In the fish world, it's normal to be cold-bodied and take on the temperature of your surroundings. But there are exceptions to every rule;tunas and lamnid sharks are endothermic, managing to keep their bodies warmer than the waters they live in. The common thresher shark, a large alopiid shark with a formidable tail that roams temperate and deep tropical waters, is also warm-bodied. Since all tunas and all lamnid sharks are endothermic, it seemed fair to suppose that the two other known thresher shark species, bigeye and pelagic threshers, are also warm-bodied. But Chugey Sepulveda, Diego Bernal and their colleagues reveal that bigeye and pelagic thresher sharks are nothing like their warm-bodied common cousins(p. 4255).
Most fish keep the red muscle that's used for swimming just beneath their skin and can't retain the heat their muscles produce, but tunas, lamnid sharks and the common thresher shark all keep their red muscles nestled deep inside their bodies, insulating their internal `furnace' from the cold water. If bigeye and pelagic thresher sharks also bury their red muscle deep inside their bodies, Sepulveda and Bernal reasoned, then it's likely that these sharks are also warm-bodied.
Sepulveda and Bernal teamed up with Nick Wegner and Jeff Graham to find out if all threshers have the same red muscle distributions. Since live thresher sharks are very difficult to catch, the team bought some dead thresher sharks from commercial fisheries. They froze the sharks, sliced them into thin transverse sections and took a digital image of each slice. Reconstructing a 3D computer model of each species, the team visualized red muscle distribution all along the length of the sharks' bodies. But as soon as they cut open the first bigeye and pelagic threshers, the team spotted that these sharks are clearly nothing like their common cousin. The red muscle of both bigeye and pelagic threshers runs just beneath the skin and is mainly distributed towards the tail end of the body, while in the common thresher shark the red muscle runs along the backbone and is concentrated at the head end of the body. `We didn't expect to see such a big difference', Bernal recalls, `so our first thought was that the fisheries had sold us the wrong species.' But a DNA analysis soon confirmed that they really were inspecting the right species.
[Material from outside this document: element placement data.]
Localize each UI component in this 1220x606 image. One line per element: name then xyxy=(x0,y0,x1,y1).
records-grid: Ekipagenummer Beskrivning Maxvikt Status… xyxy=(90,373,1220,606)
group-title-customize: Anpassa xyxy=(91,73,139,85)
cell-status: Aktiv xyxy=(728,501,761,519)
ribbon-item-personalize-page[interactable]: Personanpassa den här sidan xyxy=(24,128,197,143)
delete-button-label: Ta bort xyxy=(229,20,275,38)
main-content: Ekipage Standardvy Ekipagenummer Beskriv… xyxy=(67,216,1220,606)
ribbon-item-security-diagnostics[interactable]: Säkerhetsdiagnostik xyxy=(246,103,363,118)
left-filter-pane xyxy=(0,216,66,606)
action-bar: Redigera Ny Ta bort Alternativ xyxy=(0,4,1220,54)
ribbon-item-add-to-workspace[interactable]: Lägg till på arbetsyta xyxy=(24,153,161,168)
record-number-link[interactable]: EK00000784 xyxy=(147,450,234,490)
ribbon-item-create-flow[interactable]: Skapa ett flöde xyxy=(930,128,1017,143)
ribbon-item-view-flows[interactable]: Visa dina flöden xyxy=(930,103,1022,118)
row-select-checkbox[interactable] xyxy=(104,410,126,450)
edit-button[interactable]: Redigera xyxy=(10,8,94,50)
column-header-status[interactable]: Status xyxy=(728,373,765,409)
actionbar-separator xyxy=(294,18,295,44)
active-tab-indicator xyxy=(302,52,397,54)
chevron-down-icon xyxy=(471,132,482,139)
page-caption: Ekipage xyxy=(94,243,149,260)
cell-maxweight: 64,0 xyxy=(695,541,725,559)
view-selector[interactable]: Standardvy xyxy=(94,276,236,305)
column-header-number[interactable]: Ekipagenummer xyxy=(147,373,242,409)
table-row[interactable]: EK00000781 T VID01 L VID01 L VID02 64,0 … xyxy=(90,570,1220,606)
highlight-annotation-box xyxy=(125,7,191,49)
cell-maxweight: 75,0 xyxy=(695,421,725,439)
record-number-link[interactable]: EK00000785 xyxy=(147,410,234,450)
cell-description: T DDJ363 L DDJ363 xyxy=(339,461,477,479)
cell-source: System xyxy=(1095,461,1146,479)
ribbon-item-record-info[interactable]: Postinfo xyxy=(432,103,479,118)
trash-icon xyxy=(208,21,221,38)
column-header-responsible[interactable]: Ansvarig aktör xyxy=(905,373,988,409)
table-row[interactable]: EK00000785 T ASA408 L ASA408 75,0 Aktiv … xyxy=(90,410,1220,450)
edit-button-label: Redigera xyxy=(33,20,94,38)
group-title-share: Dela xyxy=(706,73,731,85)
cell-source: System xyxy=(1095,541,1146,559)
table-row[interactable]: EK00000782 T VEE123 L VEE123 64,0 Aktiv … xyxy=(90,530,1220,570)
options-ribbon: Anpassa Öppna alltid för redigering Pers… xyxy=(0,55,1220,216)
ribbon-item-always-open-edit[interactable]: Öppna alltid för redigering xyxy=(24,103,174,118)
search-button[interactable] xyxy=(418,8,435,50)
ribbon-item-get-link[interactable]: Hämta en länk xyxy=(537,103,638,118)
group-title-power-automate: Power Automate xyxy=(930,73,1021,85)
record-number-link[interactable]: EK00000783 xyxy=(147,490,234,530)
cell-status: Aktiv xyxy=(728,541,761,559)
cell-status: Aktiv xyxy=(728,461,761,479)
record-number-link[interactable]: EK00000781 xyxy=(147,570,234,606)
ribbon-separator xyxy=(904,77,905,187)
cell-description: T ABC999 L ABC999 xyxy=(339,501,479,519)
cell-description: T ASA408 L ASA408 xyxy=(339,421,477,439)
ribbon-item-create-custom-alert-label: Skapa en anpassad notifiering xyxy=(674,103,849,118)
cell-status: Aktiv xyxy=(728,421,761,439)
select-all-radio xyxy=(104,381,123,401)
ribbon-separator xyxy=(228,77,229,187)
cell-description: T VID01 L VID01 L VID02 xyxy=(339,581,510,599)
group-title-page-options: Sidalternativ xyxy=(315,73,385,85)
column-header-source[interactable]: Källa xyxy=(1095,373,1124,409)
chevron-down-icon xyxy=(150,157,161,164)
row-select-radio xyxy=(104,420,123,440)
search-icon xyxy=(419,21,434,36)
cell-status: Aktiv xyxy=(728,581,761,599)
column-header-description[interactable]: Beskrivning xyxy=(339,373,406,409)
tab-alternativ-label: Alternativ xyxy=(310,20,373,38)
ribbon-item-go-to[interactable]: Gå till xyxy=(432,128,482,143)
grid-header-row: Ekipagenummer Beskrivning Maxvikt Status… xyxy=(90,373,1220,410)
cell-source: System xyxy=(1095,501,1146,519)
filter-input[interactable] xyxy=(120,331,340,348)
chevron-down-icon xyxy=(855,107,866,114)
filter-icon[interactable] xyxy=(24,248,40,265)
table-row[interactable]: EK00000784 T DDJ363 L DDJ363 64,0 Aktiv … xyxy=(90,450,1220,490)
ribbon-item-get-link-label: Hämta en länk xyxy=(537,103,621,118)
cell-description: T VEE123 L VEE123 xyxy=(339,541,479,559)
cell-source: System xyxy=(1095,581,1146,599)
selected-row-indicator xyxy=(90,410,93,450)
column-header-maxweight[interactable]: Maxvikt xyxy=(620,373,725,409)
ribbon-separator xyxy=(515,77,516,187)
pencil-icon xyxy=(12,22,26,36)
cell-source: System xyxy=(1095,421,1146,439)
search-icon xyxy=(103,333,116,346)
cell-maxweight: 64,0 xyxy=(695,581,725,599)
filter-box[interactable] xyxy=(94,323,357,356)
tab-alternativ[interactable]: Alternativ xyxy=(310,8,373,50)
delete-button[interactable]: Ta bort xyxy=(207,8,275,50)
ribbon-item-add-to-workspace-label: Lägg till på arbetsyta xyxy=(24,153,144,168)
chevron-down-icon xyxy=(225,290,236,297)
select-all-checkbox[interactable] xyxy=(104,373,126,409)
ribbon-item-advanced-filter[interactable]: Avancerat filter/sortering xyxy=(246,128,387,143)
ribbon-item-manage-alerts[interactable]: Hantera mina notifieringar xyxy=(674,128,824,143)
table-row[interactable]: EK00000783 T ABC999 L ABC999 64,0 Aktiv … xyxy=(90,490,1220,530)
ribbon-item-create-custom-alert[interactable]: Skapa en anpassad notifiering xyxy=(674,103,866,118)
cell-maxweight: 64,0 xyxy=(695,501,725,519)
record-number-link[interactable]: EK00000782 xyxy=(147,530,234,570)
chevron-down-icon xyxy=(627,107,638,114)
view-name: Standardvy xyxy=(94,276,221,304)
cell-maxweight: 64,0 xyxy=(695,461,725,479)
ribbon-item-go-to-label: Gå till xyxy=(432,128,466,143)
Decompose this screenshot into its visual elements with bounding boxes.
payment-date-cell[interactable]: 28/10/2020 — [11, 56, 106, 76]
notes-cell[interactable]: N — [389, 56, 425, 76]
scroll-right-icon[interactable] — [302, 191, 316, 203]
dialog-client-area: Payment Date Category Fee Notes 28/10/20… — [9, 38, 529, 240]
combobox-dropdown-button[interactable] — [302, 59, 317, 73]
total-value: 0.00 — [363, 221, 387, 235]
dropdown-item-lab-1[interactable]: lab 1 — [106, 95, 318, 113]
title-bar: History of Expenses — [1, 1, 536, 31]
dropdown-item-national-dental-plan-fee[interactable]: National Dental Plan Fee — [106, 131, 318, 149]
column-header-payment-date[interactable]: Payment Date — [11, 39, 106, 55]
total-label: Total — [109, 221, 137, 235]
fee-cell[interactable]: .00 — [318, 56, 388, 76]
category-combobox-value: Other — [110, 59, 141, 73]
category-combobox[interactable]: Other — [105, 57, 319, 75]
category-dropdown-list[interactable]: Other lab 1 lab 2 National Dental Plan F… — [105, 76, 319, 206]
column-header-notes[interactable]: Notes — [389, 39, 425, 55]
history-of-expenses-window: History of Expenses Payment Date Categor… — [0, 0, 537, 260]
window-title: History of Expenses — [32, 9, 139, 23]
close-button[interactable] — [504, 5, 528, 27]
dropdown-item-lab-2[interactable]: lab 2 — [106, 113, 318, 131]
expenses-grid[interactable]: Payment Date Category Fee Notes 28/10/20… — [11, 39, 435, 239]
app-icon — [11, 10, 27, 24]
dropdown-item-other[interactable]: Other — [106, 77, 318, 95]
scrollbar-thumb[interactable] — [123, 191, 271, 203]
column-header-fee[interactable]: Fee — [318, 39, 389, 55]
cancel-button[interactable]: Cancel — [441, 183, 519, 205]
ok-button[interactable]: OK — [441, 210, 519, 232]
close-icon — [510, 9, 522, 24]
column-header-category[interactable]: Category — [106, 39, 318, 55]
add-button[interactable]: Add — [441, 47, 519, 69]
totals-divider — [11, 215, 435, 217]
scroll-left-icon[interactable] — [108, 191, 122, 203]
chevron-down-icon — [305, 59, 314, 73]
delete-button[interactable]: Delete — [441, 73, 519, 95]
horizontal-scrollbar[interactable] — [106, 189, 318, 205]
The team also found another clear difference among the three thresher species. Tunas, lamnid and common thresher sharks retain the heat produced by their red muscles using vascular counter-current heat exchange systems that short-circuit heat loss to the environment. But when the team examined the bigeye and pelagic thresher sharks' vascular systems to look for these modifications, they found no evidence of such heat exchangers. This finding,together with the team's observation that bigeye and pelagic thresher sharks don't keep their red muscle near their body core, means that it's very unlikely that these two species are warm-bodied.
The team concludes that the common thresher shark is the only thresher species with the anatomical specializations for red muscle endothermy. Why and how these specializations evolved in common threshers but apparently not in bigeye and pelagic threshers is a mystery that the team is now delving into.